It says:
Where the Spirit of the Lord is, there is freedom.
The jungle IS good, but the jungle was hard.
The jungle life is abundant.
On the farm we met cows, we swam in the (almost) Amazon River, we played cards, and we spent a lot of time with only the 10 of us (Aly+Abundance).
In our room alone we killed 2 tarantulas and a bat, but in our room we also worshipped joyfully and encouraged each other prayerfully. Prayer is my favorite thing that our team does together, and our intimacy with God is only spurring on our intimacy with one another.
Our team sits for hours in a circle of chairs after we eat meals in our ministry host’s house and we talk about anything and everything. The phase of ‘awkward get to know you and are we friends yet?’ has passed and the phase of ‘checking bare-butt mosquito bites and laughing uncontrollably about sweat puddles’ has arrived.

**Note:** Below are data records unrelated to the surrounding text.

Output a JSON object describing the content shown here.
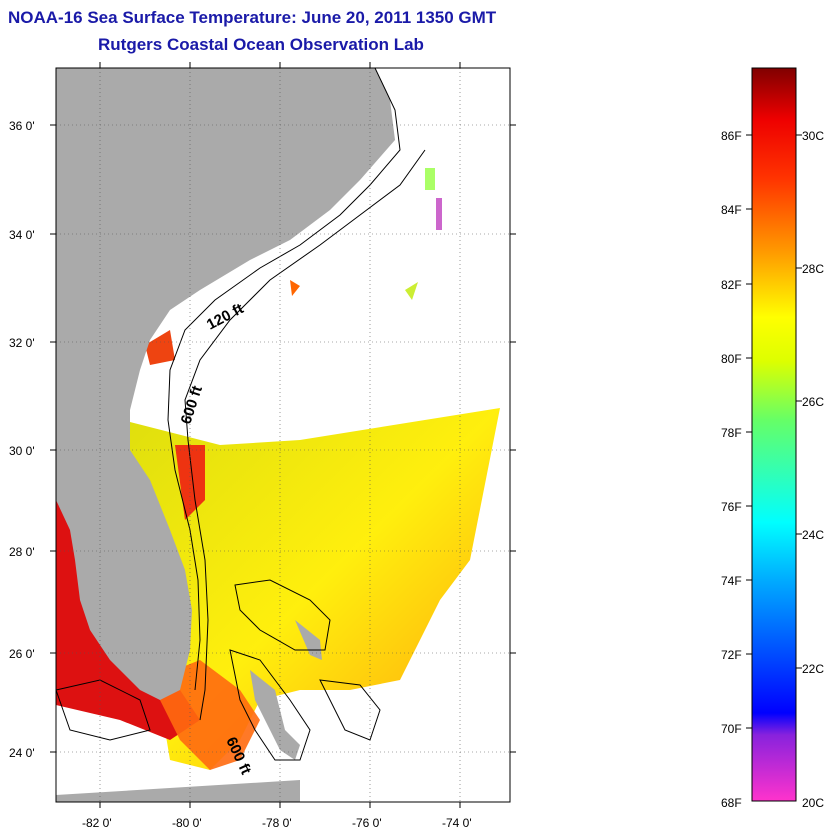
{
  "header": {
    "title": "NOAA-16 Sea Surface Temperature:  June 20, 2011 1350 GMT",
    "subtitle": "Rutgers Coastal Ocean Observation Lab"
  },
  "map": {
    "lat_labels": [
      "36 0'",
      "34 0'",
      "32 0'",
      "30 0'",
      "28 0'",
      "26 0'",
      "24 0'"
    ],
    "lon_labels": [
      "-82 0'",
      "-80 0'",
      "-78 0'",
      "-76 0'",
      "-74 0'"
    ],
    "contour_labels": [
      "120 ft",
      "600 ft",
      "600 ft"
    ],
    "colors": {
      "land": "#aaaaaa",
      "no_data": "#ffffff"
    }
  },
  "colorbar": {
    "fahrenheit_labels": [
      "86F",
      "84F",
      "82F",
      "80F",
      "78F",
      "76F",
      "74F",
      "72F",
      "70F",
      "68F"
    ],
    "celsius_labels": [
      "30C",
      "28C",
      "26C",
      "24C",
      "22C",
      "20C"
    ],
    "gradient_stops": [
      "#ff33cc",
      "#8822dd",
      "#0000ff",
      "#00aaff",
      "#00ffff",
      "#66ff66",
      "#ddff00",
      "#ffff00",
      "#ff9900",
      "#ff3300",
      "#ee0000",
      "#800000"
    ]
  }
}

At ministry, our team has come face to face with a boa constrictor and a sloth. We’ve successfully become the walls of Jericho or the mean and grizzly Goliath or the climactic winds of the raging sea. We sing songs in Spanish like native speakers but we play (a jungly version of Duck, Duck, Goose) Boa, Boa, Anaconda like the clunky-booted white girls we are. But let me tell ya, I play a mean game of Cross the Ocean, and Aidyn is the only one who can outrun a kid on a soccer field.

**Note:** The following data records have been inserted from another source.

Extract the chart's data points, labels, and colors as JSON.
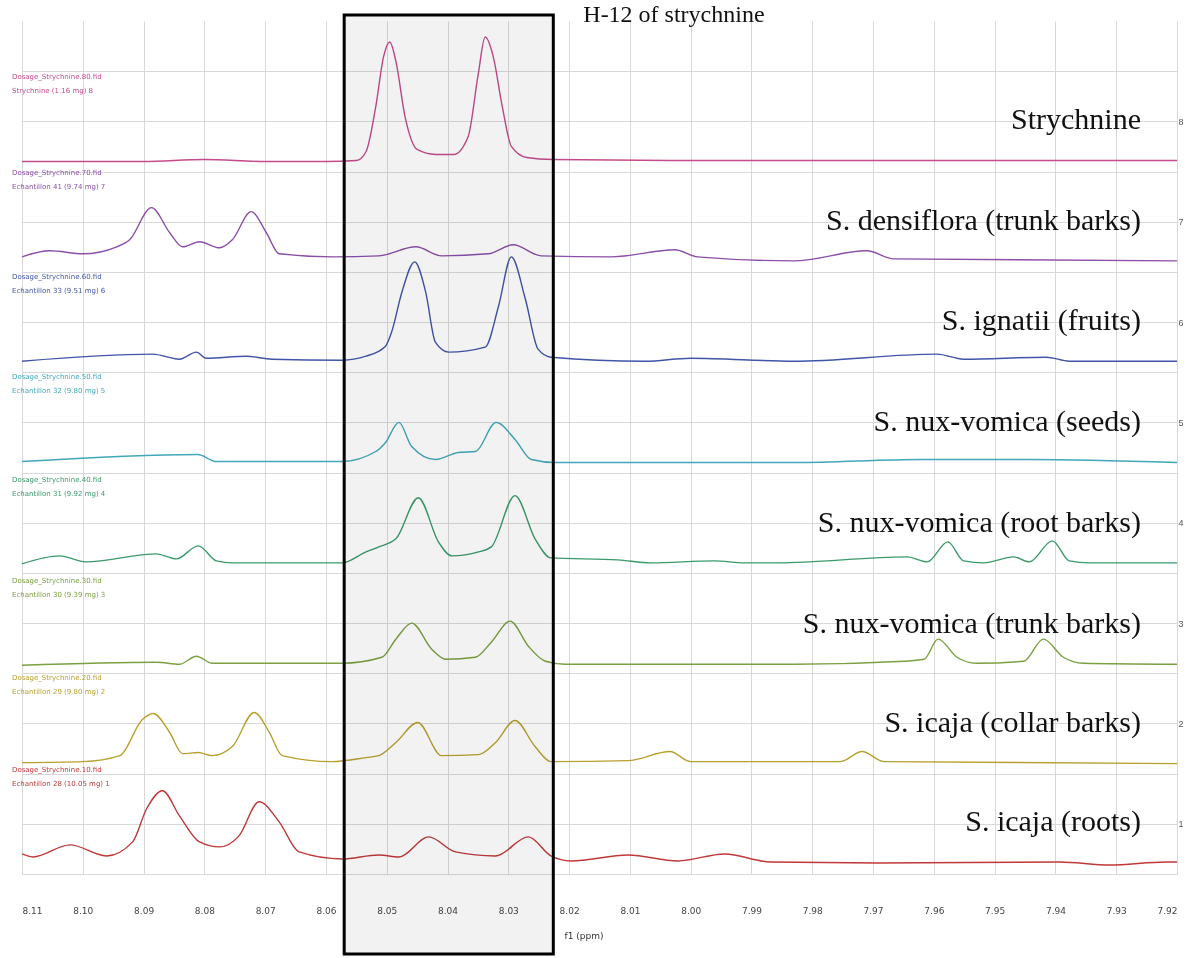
{
  "chart_data": {
    "type": "line",
    "xlabel": "f1 (ppm)",
    "xlim": [
      8.11,
      7.92
    ],
    "xticks": [
      8.11,
      {
        "value": 8.1,
        "label": "8.10"
      },
      8.09,
      8.08,
      8.07,
      8.06,
      8.05,
      8.04,
      8.03,
      8.02,
      8.01,
      {
        "value": 8.0,
        "label": "8.00"
      },
      7.99,
      7.98,
      7.97,
      7.96,
      7.95,
      7.94,
      7.93,
      {
        "value": 7.92,
        "label": "7.92"
      }
    ],
    "ylim": [
      0.5,
      9.0
    ],
    "yticks": [
      {
        "value": 0.5,
        "label": null
      },
      1,
      {
        "value": 1.5,
        "label": null
      },
      2,
      {
        "value": 2.5,
        "label": null
      },
      3,
      {
        "value": 3.5,
        "label": null
      },
      4,
      {
        "value": 4.5,
        "label": null
      },
      5,
      {
        "value": 5.5,
        "label": null
      },
      6,
      {
        "value": 6.5,
        "label": null
      },
      7,
      {
        "value": 7.5,
        "label": null
      },
      8,
      {
        "value": 8.5,
        "label": null
      }
    ],
    "grid": true,
    "bands": [
      {
        "axis": "x",
        "from": 8.057,
        "to": 8.0226,
        "label": "H-12 of strychnine",
        "color": "#000000"
      }
    ],
    "annotations": [
      "Dosage_Strychnine.80.fid",
      "Strychnine (1.16 mg) 8",
      "Dosage_Strychnine.70.fid",
      "Echantillon 41 (9.74 mg) 7",
      "Dosage_Strychnine.60.fid",
      "Echantillon 33 (9.51 mg) 6",
      "Dosage_Strychnine.50.fid",
      "Echantillon 32 (9.80 mg) 5",
      "Dosage_Strychnine.40.fid",
      "Echantillon 31 (9.92 mg) 4",
      "Dosage_Strychnine.30.fid",
      "Echantillon 30 (9.39 mg) 3",
      "Dosage_Strychnine.20.fid",
      "Echantillon 29 (9.80 mg) 2",
      "Dosage_Strychnine.10.fid",
      "Echantillon 28 (10.05 mg) 1"
    ],
    "series": [
      {
        "name": "Strychnine",
        "color": "#c44b8c",
        "x": [
          8.11,
          8.09,
          8.08,
          8.07,
          8.06,
          8.055,
          8.0534,
          8.0518,
          8.0505,
          8.0495,
          8.0485,
          8.047,
          8.045,
          8.042,
          8.039,
          8.0366,
          8.035,
          8.0338,
          8.0325,
          8.031,
          8.0295,
          8.027,
          8.0226,
          8.0,
          7.96,
          7.92
        ],
        "values": [
          7.6,
          7.6,
          7.62,
          7.6,
          7.6,
          7.61,
          7.7,
          8.15,
          8.65,
          8.79,
          8.6,
          8.05,
          7.72,
          7.67,
          7.67,
          7.85,
          8.45,
          8.84,
          8.65,
          8.15,
          7.75,
          7.64,
          7.62,
          7.61,
          7.61,
          7.61
        ]
      },
      {
        "name": "S. densiflora (trunk barks)",
        "color": "#8b4fa8",
        "x": [
          8.11,
          8.1054,
          8.1,
          8.0944,
          8.0923,
          8.0887,
          8.0857,
          8.0836,
          8.0808,
          8.0775,
          8.0754,
          8.0723,
          8.0698,
          8.0677,
          8.059,
          8.0513,
          8.0452,
          8.041,
          8.0333,
          8.0292,
          8.0246,
          8.0131,
          8.0026,
          7.9989,
          7.983,
          7.971,
          7.9666,
          7.92
        ],
        "values": [
          6.65,
          6.71,
          6.68,
          6.75,
          6.82,
          7.14,
          6.89,
          6.75,
          6.8,
          6.74,
          6.82,
          7.1,
          6.89,
          6.68,
          6.65,
          6.66,
          6.75,
          6.66,
          6.68,
          6.77,
          6.66,
          6.65,
          6.72,
          6.65,
          6.61,
          6.71,
          6.63,
          6.61
        ]
      },
      {
        "name": "S. ignatii (fruits)",
        "color": "#4055a8",
        "x": [
          8.11,
          8.0885,
          8.0841,
          8.0813,
          8.0797,
          8.0731,
          8.0689,
          8.0574,
          8.0534,
          8.0502,
          8.0492,
          8.0475,
          8.0454,
          8.0436,
          8.042,
          8.0398,
          8.0338,
          8.0316,
          8.0295,
          8.0272,
          8.0251,
          8.023,
          8.0075,
          8.0,
          7.983,
          7.9595,
          7.9551,
          7.9415,
          7.9377,
          7.92
        ],
        "values": [
          5.61,
          5.68,
          5.63,
          5.7,
          5.64,
          5.66,
          5.63,
          5.62,
          5.66,
          5.76,
          5.9,
          6.3,
          6.6,
          6.3,
          5.8,
          5.7,
          5.75,
          6.16,
          6.65,
          6.23,
          5.73,
          5.65,
          5.61,
          5.64,
          5.61,
          5.68,
          5.63,
          5.65,
          5.61,
          5.61
        ]
      },
      {
        "name": "S. nux-vomica (seeds)",
        "color": "#40a8b8",
        "x": [
          8.11,
          8.0811,
          8.078,
          8.0574,
          8.0518,
          8.0502,
          8.048,
          8.0459,
          8.042,
          8.0382,
          8.0354,
          8.032,
          8.0289,
          8.0262,
          8.0223,
          7.983,
          7.962,
          7.9443,
          7.92
        ],
        "values": [
          4.61,
          4.68,
          4.61,
          4.61,
          4.71,
          4.8,
          5.0,
          4.76,
          4.63,
          4.7,
          4.71,
          5.0,
          4.83,
          4.63,
          4.6,
          4.6,
          4.63,
          4.63,
          4.6
        ]
      },
      {
        "name": "S. nux-vomica (root barks)",
        "color": "#3a9a6a",
        "x": [
          8.11,
          8.1038,
          8.0995,
          8.0879,
          8.0846,
          8.081,
          8.078,
          8.0754,
          8.0574,
          8.0534,
          8.0513,
          8.0485,
          8.0448,
          8.0415,
          8.0393,
          8.0349,
          8.0328,
          8.0289,
          8.0256,
          8.023,
          8.012,
          8.0066,
          7.9961,
          7.9911,
          7.9857,
          7.9644,
          7.9611,
          7.9577,
          7.9551,
          7.9518,
          7.9469,
          7.9443,
          7.9405,
          7.9377,
          7.9344,
          7.92
        ],
        "values": [
          3.59,
          3.67,
          3.61,
          3.69,
          3.64,
          3.77,
          3.62,
          3.6,
          3.6,
          3.71,
          3.76,
          3.84,
          4.25,
          3.81,
          3.67,
          3.71,
          3.76,
          4.27,
          3.84,
          3.65,
          3.63,
          3.6,
          3.62,
          3.6,
          3.6,
          3.66,
          3.61,
          3.81,
          3.62,
          3.6,
          3.66,
          3.61,
          3.82,
          3.62,
          3.6,
          3.6
        ]
      },
      {
        "name": "S. nux-vomica (trunk barks)",
        "color": "#7aa040",
        "x": [
          8.11,
          8.0879,
          8.0841,
          8.0813,
          8.0787,
          8.0574,
          8.0508,
          8.0485,
          8.0459,
          8.0426,
          8.0403,
          8.0354,
          8.0328,
          8.0297,
          8.0267,
          8.0239,
          8.0207,
          7.983,
          7.9649,
          7.9616,
          7.9593,
          7.9562,
          7.953,
          7.9452,
          7.942,
          7.9387,
          7.9354,
          7.92
        ],
        "values": [
          2.58,
          2.61,
          2.59,
          2.67,
          2.6,
          2.6,
          2.66,
          2.84,
          3.0,
          2.74,
          2.64,
          2.66,
          2.81,
          3.02,
          2.77,
          2.62,
          2.59,
          2.59,
          2.62,
          2.64,
          2.84,
          2.66,
          2.6,
          2.62,
          2.84,
          2.66,
          2.6,
          2.59
        ]
      },
      {
        "name": "S. icaja (collar barks)",
        "color": "#b8a030",
        "x": [
          8.11,
          8.1,
          8.0939,
          8.0902,
          8.0884,
          8.0857,
          8.0836,
          8.081,
          8.0787,
          8.0754,
          8.0718,
          8.0693,
          8.0672,
          8.059,
          8.0534,
          8.0513,
          8.0485,
          8.0449,
          8.041,
          8.0349,
          8.0321,
          8.0289,
          8.0256,
          8.023,
          8.0103,
          8.0034,
          8.0,
          7.9754,
          7.9718,
          7.9682,
          7.92
        ],
        "values": [
          1.61,
          1.62,
          1.68,
          2.04,
          2.1,
          1.91,
          1.7,
          1.71,
          1.68,
          1.77,
          2.11,
          1.91,
          1.68,
          1.62,
          1.66,
          1.68,
          1.81,
          2.01,
          1.68,
          1.69,
          1.81,
          2.03,
          1.77,
          1.62,
          1.63,
          1.72,
          1.62,
          1.62,
          1.72,
          1.62,
          1.6
        ]
      },
      {
        "name": "S. icaja (roots)",
        "color": "#c03838",
        "x": [
          8.11,
          8.1082,
          8.1021,
          8.0961,
          8.0918,
          8.0895,
          8.0869,
          8.0841,
          8.0808,
          8.0775,
          8.0743,
          8.071,
          8.0677,
          8.0644,
          8.0574,
          8.0513,
          8.048,
          8.0431,
          8.0387,
          8.0321,
          8.0267,
          8.023,
          8.0197,
          8.0103,
          8.0021,
          7.9944,
          7.9869,
          7.9693,
          7.9393,
          7.9311,
          7.9218,
          7.92
        ],
        "values": [
          0.7,
          0.67,
          0.79,
          0.68,
          0.82,
          1.15,
          1.33,
          1.08,
          0.82,
          0.77,
          0.88,
          1.22,
          1.02,
          0.72,
          0.65,
          0.69,
          0.67,
          0.87,
          0.72,
          0.68,
          0.87,
          0.68,
          0.63,
          0.69,
          0.63,
          0.7,
          0.62,
          0.61,
          0.62,
          0.59,
          0.62,
          0.62
        ]
      }
    ]
  }
}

I love this team, and I’m sad to say goodbye to this place.
The jungle life is good, but the jungle life WAS hard.
On the Race there are a lot of things that you get to experience, but there are also a lot of things you have to miss. I’m missing a close friend’s wedding, Christmas with my family, Waffle House Wednesdays, and morning coffee dates with my best friend. It’s really hard.
Not being able to be there for the people who have always been there for me. Is. HARD.

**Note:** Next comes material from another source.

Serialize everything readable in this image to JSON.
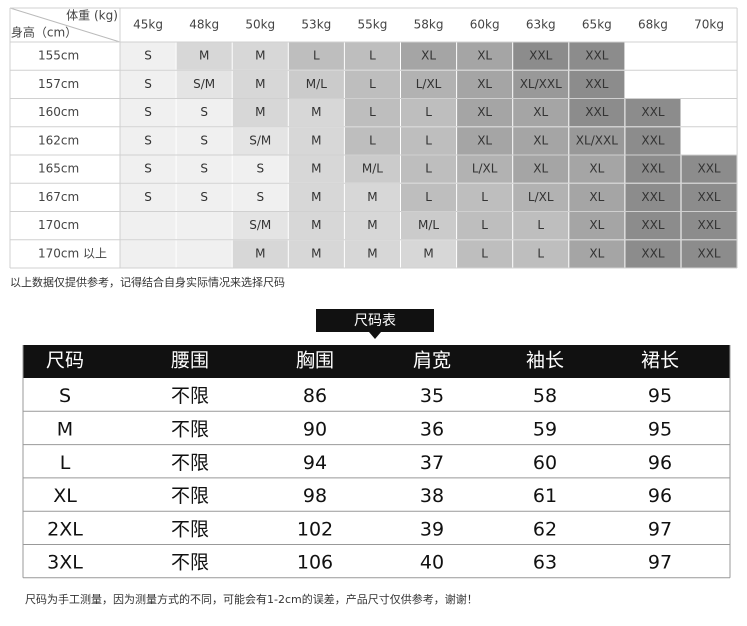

It’s easy to worry about what’s going on in the States. It’s easy to sink into, “if only I could be there, if only I could call them, if only I could meet them face to face”.
I want to be present with my team but my mind is often captivated by things that are going on at home.
BUT the Lord is teaching me what staying present and staying healthy looks like.
It doesn’t look like shoving my feelings aside and forcing my mind to remain on things in front of me. And it doesn’t look like completely checking out of my team and my ministry because I wish I was somewhere else.
The Lord calls me into hard things. He shows me that life doesn’t stop at home just because life is happening here. He asks me to sit in the valley, to process what I’m feeling, and bring my stress to the foot of the cross. I have to acknowledge my broken-heartedness for home, and I have to experience every feeling that comes with that. With that, the Lord is faithful to keep my head up and my eyes fixed on him. He asks me to trust him with everything out of my control, and when I let it go he fills that desire for control with an overwhelming peace.
He has taught me that we can invite him into chaotic headspaces. That when we are torn between what we want and where we are he doesn’t stop existing. That wanting to be present where your feet are is healthy, but without abiding, pushing yourself to stay checked in is not.
He’s shown me that when we ask the Spirit of the Lord for his presence, he is faithful to provide freedom.
Freedom from chaotic headspaces.
Freedom from carrying the salvation and righteousness of others.
Freedom from everything that Jesus took on the cross to the pits of hell.
Freedom from sin, shame, worry, doubt, death, and the grip of Satan.
For where the Spirit of the Lord is, there is FREEDOM.